- WASHINGTON - A Justice Department official Friday defended the Immigration and Naturalization Service's decision to set John Lee Malvo free even though the Jamaican teenager faced possible deportation.

The official, who spoke on condition of anonymity, rejected criticism voiced by Rep. Tom Tancredo, R-Colo., who attacked the INS decision on Thursday.

Tancredo made his charge shortly after Malvo, 17, and John Allen Muhammad, 41, were described by the leaders of a state and federal police task force as the two individuals responsible for the deaths of 10 people in a series of sniper shootings that terrorized the Washington, D.C., area.

The Justice official said the agency acted properly in Malvo's case because it does not require the posting of bonds for juvenile immigrants who are arrested with their parents.

In this case, Una James, Malvo's mother, who was also accused of entering the United States illegally with her son, was required to post a $1,500 bond, pending a Nov. 20 deportation hearing. Malvo, then 16, was released into the custody of his mother, which is standard INS policy, the official said.

James and Malvo were cited by a Border Patrol officer in January for illegally entering the United States after Bellingham, Wash., police investigated an incident at a homeless shelter where they were living. They told the officer that they had arrived in the United States as stowaways on a ship filled with Asians, Tancredo said.

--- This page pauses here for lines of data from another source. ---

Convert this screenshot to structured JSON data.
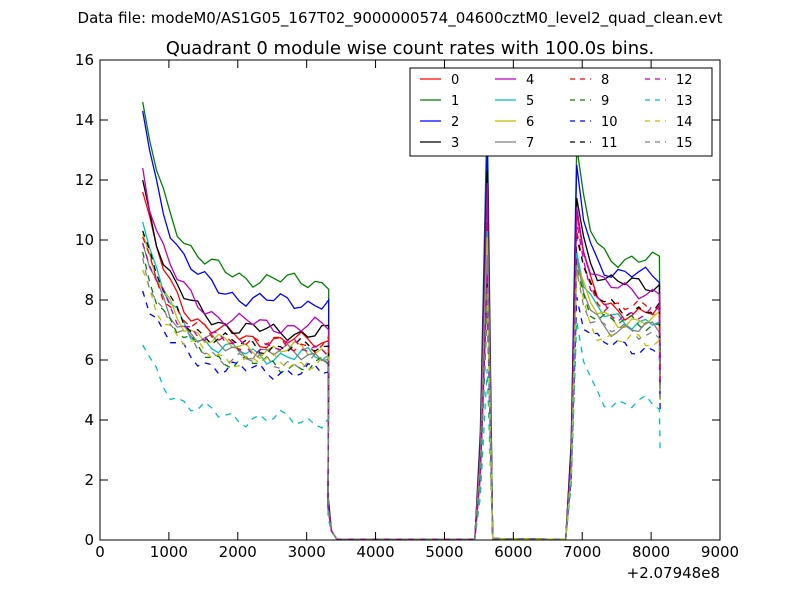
{
  "suptitle": "Data file: modeM0/AS1G05_167T02_9000000574_04600cztM0_level2_quad_clean.evt",
  "chart_data": {
    "type": "line",
    "title": "Quadrant 0 module wise count rates with 100.0s bins.",
    "xlabel": "",
    "ylabel": "",
    "x_offset_label": "+2.07948e8",
    "xlim": [
      0,
      9000
    ],
    "ylim": [
      0,
      16
    ],
    "xticks": [
      0,
      1000,
      2000,
      3000,
      4000,
      5000,
      6000,
      7000,
      8000,
      9000
    ],
    "yticks": [
      0,
      2,
      4,
      6,
      8,
      10,
      12,
      14,
      16
    ],
    "grid": false,
    "legend_position": "top-right",
    "legend_columns": 4,
    "series": [
      {
        "name": "0",
        "color": "#ff0000",
        "dash": "solid",
        "seg1_start": 11.6,
        "seg1_level": 6.6,
        "spike": 10.6,
        "seg2_start": 10.9,
        "seg2_level": 7.6
      },
      {
        "name": "1",
        "color": "#008000",
        "dash": "solid",
        "seg1_start": 14.6,
        "seg1_level": 8.6,
        "spike": 14.4,
        "seg2_start": 13.1,
        "seg2_level": 9.3
      },
      {
        "name": "2",
        "color": "#0000ff",
        "dash": "solid",
        "seg1_start": 14.3,
        "seg1_level": 7.9,
        "spike": 13.1,
        "seg2_start": 12.5,
        "seg2_level": 8.8
      },
      {
        "name": "3",
        "color": "#000000",
        "dash": "solid",
        "seg1_start": 12.0,
        "seg1_level": 6.9,
        "spike": 12.3,
        "seg2_start": 11.4,
        "seg2_level": 8.5
      },
      {
        "name": "4",
        "color": "#bf00bf",
        "dash": "solid",
        "seg1_start": 12.4,
        "seg1_level": 7.1,
        "spike": 11.9,
        "seg2_start": 11.1,
        "seg2_level": 8.3
      },
      {
        "name": "5",
        "color": "#00bfbf",
        "dash": "solid",
        "seg1_start": 10.6,
        "seg1_level": 6.1,
        "spike": 10.3,
        "seg2_start": 9.6,
        "seg2_level": 7.3
      },
      {
        "name": "6",
        "color": "#bfbf00",
        "dash": "solid",
        "seg1_start": 10.2,
        "seg1_level": 6.3,
        "spike": 10.1,
        "seg2_start": 9.2,
        "seg2_level": 7.3
      },
      {
        "name": "7",
        "color": "#808080",
        "dash": "solid",
        "seg1_start": 9.9,
        "seg1_level": 6.2,
        "spike": 9.5,
        "seg2_start": 9.4,
        "seg2_level": 7.0
      },
      {
        "name": "8",
        "color": "#ff0000",
        "dash": "dashed",
        "seg1_start": 10.1,
        "seg1_level": 6.5,
        "spike": 8.5,
        "seg2_start": 10.3,
        "seg2_level": 7.7
      },
      {
        "name": "9",
        "color": "#008000",
        "dash": "dashed",
        "seg1_start": 9.6,
        "seg1_level": 5.8,
        "spike": 8.7,
        "seg2_start": 9.1,
        "seg2_level": 7.2
      },
      {
        "name": "10",
        "color": "#0000ff",
        "dash": "dashed",
        "seg1_start": 8.3,
        "seg1_level": 5.6,
        "spike": 7.8,
        "seg2_start": 8.1,
        "seg2_level": 6.4
      },
      {
        "name": "11",
        "color": "#000000",
        "dash": "dashed",
        "seg1_start": 10.3,
        "seg1_level": 6.4,
        "spike": 8.6,
        "seg2_start": 10.1,
        "seg2_level": 7.7
      },
      {
        "name": "12",
        "color": "#bf00bf",
        "dash": "dashed",
        "seg1_start": 9.9,
        "seg1_level": 6.4,
        "spike": 8.9,
        "seg2_start": 10.6,
        "seg2_level": 7.5
      },
      {
        "name": "13",
        "color": "#00bfbf",
        "dash": "dashed",
        "seg1_start": 6.5,
        "seg1_level": 4.0,
        "spike": 5.7,
        "seg2_start": 7.3,
        "seg2_level": 4.5
      },
      {
        "name": "14",
        "color": "#bfbf00",
        "dash": "dashed",
        "seg1_start": 9.0,
        "seg1_level": 5.9,
        "spike": 8.3,
        "seg2_start": 9.0,
        "seg2_level": 6.6
      },
      {
        "name": "15",
        "color": "#808080",
        "dash": "dashed",
        "seg1_start": 9.4,
        "seg1_level": 5.9,
        "spike": 8.4,
        "seg2_start": 9.0,
        "seg2_level": 6.9
      }
    ]
  }
}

Although the Border Patrol officer who cited them in Bellingham listed them as stowaways, the Justice Department official said they were not stowaways under U.S. law. A stowaway does not have the right to be released on bond, the official said.

The Justice official said that after their arrest, another INS official reclassified their arrest to allow them to be released, pending their November hearing on the illegal-entry charges.

Tancredo said Friday that decision was wrong because the officer who arrested them also described the two as likely to flee.

"Just letting them go is not one of your options," Tancredo said.